Jean lay crippled from arthritis that had her bedridden since her teens. Later, when she became blind, her typewriter had Braille letters taped to the keys.

Jean never lost her thirst for knowledge. She received recognition from then Gov. Grant Sawyer. Author Robert Laxalt was one of her mentors and also instrumental in getting her book “Aged in Sage” published. She was named Distinguished Nevadan in 1965, but she accepted the award in person from her gurney. Sadly, she passed away 52 years ago, but any community and the state were much better places for knowing Jean.

Graduates, this is the Nevada spirit … never give up.

You’ll find each generation has its own stories …

And now … final advice on not repeating the same mistakes. Look at each other, look into your classmates’ eyes, look straight ahead. These are my parting words:

Don’t lose contact with your fellow classmates, your parents and friends. I did in later life and never had a chance to see or say goodbye to many teaching colleagues or other community members I knew. Let your teachers and friends know how you are doing. Stop in and see them when you return home. Your parents, relatives and friends with us today are part of the Fallon family. Keep this in mind now and for the days ahead. Communicate by phone, letter, social media, Pony Express. Check on each other … encourage each other … help each other … now and the years to follow …. we’ll see you in a decade at your 10-year reunion.

Steve Ranson is editor emeritus of the Lahontan Valley News and a former English teacher and school administrator.
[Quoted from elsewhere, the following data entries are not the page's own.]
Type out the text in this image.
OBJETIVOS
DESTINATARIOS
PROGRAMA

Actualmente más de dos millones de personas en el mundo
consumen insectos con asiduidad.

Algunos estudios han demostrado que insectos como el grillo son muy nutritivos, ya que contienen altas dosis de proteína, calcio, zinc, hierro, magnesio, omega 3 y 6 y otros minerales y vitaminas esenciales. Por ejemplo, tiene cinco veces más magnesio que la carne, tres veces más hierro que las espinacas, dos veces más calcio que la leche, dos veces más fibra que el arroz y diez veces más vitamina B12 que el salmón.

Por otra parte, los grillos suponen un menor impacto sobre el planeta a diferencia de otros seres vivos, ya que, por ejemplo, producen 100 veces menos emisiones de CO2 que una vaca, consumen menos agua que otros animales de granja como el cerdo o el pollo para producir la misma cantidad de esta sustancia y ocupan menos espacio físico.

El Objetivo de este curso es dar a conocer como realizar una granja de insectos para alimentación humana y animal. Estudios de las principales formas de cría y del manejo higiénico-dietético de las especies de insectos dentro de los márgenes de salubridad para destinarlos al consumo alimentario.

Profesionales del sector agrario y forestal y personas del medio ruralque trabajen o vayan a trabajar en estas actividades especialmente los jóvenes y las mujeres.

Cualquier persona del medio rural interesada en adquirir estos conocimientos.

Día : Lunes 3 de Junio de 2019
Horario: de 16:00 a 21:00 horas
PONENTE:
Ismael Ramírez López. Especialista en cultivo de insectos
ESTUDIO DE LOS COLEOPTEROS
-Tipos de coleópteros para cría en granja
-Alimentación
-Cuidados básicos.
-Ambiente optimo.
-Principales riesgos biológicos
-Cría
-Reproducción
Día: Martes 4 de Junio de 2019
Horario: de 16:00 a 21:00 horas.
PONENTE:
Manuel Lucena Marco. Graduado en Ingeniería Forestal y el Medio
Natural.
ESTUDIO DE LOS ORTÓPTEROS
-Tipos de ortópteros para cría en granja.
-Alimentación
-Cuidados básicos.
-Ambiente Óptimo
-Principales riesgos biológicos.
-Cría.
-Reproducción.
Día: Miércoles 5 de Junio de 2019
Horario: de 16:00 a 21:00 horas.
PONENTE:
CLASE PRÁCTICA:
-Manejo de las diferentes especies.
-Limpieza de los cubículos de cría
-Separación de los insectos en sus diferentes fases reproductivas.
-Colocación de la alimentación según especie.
Notes: In 2018, I was asked to give the graduation speech at Wells High School where I first began teaching English in the 1970s. The comments offered last year seem appropriate to the 2019 graduating classes from Churchill County High School, the Adult Education program and Oasis Academy. The references can fit any graduating class, whether students attend a small or large high school. The last paragraph of this speech may have been a foretelling for seniors to check up on one another and never lose contact. Two months after I delivered this graduation speech, one of the seniors in the Wells Class of 2018 took his life.